Maxi sequestro al porto di Bari. Lo scalo pugliese è stato teatro di un'importante operazione delle forze dell'ordine, nel mirino oltre 40 tonnellate di prodotti fitosanitari illegali. I funzionari dell'Ufficio delle Dogane, in collaborazione con la Guardia di Finanza del II Gruppo Bari, hanno intercettato container sospetti provenienti dalla Cina, transitati attraverso la Grecia. Le autorità hanno denunciato tre individui per falso in atto pubblico, frode in commercio e violazione delle normative europee vigenti.
I fatti
I container refrigerati provenivano dalla Cina e, una volta giunti nel territorio italiano, sono stati ispezionati nell’ambito della quotidiana congiunta analisi dei rischi sui flussi commerciali in entrata nel territorio nazionale.
Durante i controlli fisici, sono state rilevate diverse anomalie, tra cui incongruenze nelle date riportate sulle bollette doganali, irregolarità nelle modalità di trasporto e l'assenza di corretta etichettatura dei prodotti. In seguito, le analisi chimiche effettuate nel laboratorio dell'Agenzia delle Dogane di Bari hanno confermato che il prodotto sequestrato era cianammide, nota come Dormex, ossia un fitostimolante vietato in Europa dal 2008 e fino ad allora impiegato come fattore di crescita e attivatore per le piante da frutto, in particolare kiwi, drupacee e vite.
La sostanza è stata bandita già 15 anni fa perché classificata come tossica e potenzialmente dannosa per la salute umana e per l’ambiente, con possibili effetti di lunga durata. Ma. l’incremento esponenziale dei sequestri negli ultimi anni porta alla luce, o forse solo conferma, un mercato parallelo di fitostimolanti contraffatti e illegali nell’Unione europea.
Le ricadute
Il commercio e l’utilizzo di prodotti illegali, è chiaro, oltre che costituire un fattore di pericolo per la salute dei consumatori e per l'ambiente, produce una distorsione del mercato.
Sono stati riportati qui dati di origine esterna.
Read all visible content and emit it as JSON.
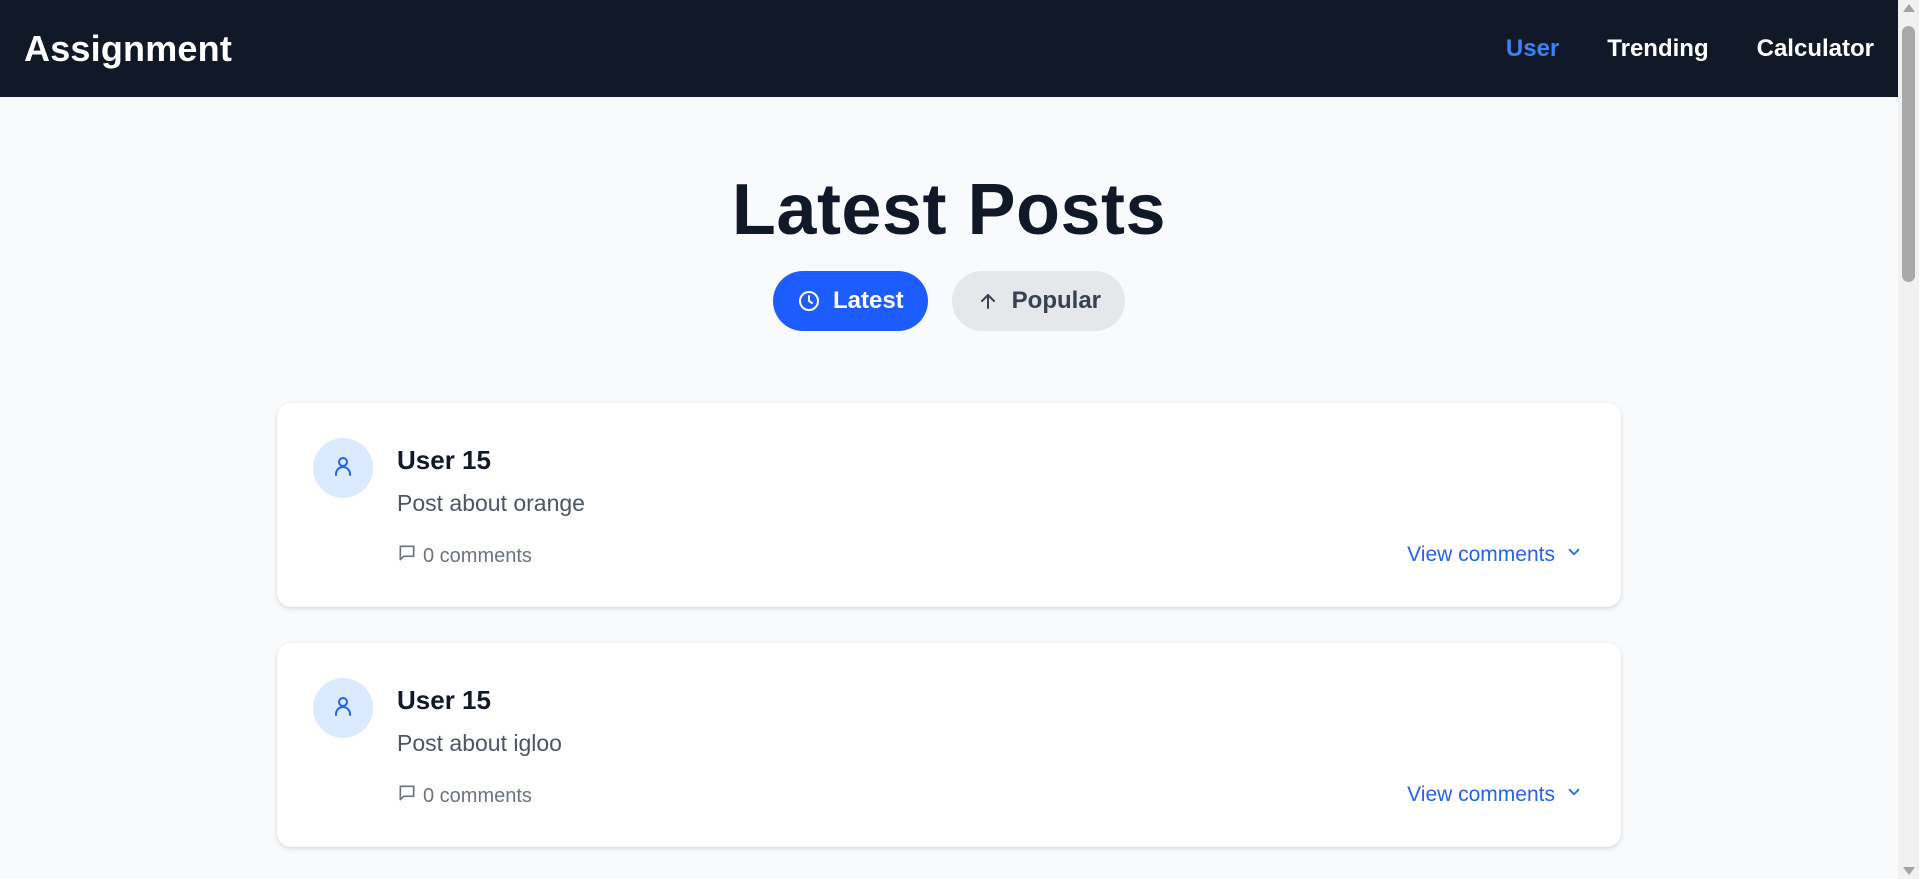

In altre parole, produce ricadute negative che riguardano diversi aspetti, a cominciare dagli effetti di una concorrenza sleale nell’economia reale a danno di quelle aziende che, operando nella legalità e nel rispetto degli standard imposti dalla normativa vigente, sono obbligate ad adottare fattori della produzione legali e, anche, maggiormente costosi.